Entire retrenchments are blamed by the businesses on faulty government policies. But they do ignore the fact that layoffs have now become a permanent feature in the developed and even emerging economies because the trade volumes have shrunk.

Amazon, the largest retail and ecommerce outlet, gave marching orders to 19,000 employees in January and last week another 9,000 were removed from their jobs. Twitter is constantly pruning its workforce and so is Microsoft.

In Vietnam, thousands of workers lost jobs as export orders from western buyers declined. India posted an export decline of over 20 percent in the last nine months that obviously hit employment in the textile sector badly, Cambodia is also going through this process.

Only Bangladesh is an exception where its textile sector has been proactive. Its government imposed similar restrictions on L/Cs as slapped by the Pakistani government.

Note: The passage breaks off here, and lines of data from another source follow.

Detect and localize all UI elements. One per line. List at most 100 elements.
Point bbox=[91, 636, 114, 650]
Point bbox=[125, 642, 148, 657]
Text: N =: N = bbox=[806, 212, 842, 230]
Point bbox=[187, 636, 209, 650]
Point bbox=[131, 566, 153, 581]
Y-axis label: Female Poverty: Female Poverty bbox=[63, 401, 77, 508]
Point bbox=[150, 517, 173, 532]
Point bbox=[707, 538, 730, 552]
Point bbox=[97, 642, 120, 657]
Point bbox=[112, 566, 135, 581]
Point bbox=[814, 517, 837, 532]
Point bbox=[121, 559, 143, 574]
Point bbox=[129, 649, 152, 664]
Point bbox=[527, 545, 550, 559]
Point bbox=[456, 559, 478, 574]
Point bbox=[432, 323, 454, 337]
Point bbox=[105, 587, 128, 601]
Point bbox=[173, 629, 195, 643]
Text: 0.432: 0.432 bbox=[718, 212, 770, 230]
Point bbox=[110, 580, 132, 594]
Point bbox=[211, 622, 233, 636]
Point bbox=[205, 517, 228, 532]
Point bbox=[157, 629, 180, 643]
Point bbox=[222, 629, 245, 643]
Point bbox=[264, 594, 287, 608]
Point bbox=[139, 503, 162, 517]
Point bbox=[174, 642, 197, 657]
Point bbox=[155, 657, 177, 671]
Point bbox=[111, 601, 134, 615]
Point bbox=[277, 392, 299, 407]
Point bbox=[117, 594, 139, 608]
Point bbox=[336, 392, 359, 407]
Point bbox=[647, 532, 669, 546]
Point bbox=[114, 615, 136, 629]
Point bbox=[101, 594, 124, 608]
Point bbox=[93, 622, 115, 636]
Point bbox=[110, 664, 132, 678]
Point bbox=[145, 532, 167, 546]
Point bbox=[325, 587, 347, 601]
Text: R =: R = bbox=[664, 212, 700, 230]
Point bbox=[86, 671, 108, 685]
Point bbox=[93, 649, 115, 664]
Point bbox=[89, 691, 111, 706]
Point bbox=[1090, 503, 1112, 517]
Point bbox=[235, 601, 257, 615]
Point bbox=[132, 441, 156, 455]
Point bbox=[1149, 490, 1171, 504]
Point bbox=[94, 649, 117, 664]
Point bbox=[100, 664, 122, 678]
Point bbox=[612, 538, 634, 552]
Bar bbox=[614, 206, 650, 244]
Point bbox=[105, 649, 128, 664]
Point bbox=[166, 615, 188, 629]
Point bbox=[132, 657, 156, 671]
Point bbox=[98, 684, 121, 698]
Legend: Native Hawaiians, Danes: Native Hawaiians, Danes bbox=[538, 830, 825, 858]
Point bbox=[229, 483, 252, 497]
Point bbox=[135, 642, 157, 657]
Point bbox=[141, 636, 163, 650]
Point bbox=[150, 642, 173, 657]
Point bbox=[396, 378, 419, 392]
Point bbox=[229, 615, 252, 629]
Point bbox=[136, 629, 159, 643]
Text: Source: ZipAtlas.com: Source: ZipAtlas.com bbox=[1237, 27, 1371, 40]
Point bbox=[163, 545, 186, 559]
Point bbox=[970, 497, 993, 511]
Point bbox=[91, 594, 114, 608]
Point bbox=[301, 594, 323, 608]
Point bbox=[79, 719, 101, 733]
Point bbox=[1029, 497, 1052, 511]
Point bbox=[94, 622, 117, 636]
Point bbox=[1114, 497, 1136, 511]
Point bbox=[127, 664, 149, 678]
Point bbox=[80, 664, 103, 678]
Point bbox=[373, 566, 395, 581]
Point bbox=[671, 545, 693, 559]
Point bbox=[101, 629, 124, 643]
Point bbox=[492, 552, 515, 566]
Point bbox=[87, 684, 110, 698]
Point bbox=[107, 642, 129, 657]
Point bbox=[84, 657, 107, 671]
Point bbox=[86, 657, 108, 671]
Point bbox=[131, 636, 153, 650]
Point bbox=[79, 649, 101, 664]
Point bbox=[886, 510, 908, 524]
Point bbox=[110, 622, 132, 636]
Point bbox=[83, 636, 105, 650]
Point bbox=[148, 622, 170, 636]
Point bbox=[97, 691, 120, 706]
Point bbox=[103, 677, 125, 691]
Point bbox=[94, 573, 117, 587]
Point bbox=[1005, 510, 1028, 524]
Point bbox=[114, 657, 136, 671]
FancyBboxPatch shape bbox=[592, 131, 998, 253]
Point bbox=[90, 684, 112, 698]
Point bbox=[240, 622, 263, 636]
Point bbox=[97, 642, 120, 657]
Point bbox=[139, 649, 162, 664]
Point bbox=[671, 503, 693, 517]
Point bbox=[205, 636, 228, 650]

Bangladeshi government jacked up the power and gas tariff above Pakistan’s. Still its textile and clothing industry is posting growth. It has periodically upgraded technology that is paying off.

The decline in exports of textile and clothing in Pakistan is of the same level as in India, which is a fast growing economy. The unemployment in this sector is there in line with the current global trends. The apparel sector managed to control the decline as it is dominated by small and medium enterprises when the owners know their jobs well.

Even most of those garment exporters that have scaled up, attained this status by graduating from the SME sector. The basic textile sector is in trouble as its cost of production is higher than competing economies.

There is not much protest as we must understand that Pakistan’s economy is sustained by the informal sector that provides employment to the majority of workers at really low wages.

All other formal sectors of the economy are also posting large negative growth because of huge rupee depreciation (it does not impact exporters much), the restriction on imports is impacting them the most.

The government at present has no choice but to squeeze imports as much as possible. Then it has to set priorities. Import of wheat and edible oil cannot be curtailed. The import of crude oil and petroleum products has to be given priority.

The next priority is the import of pharmaceutical raw material and after that come inputs of exporting sectors. Foreign exchange reserves are so low that even these priority imports are curtailed. Government has dragged the threat of default through strict measures. Relief would come once the International Monetary Fund programme resumes.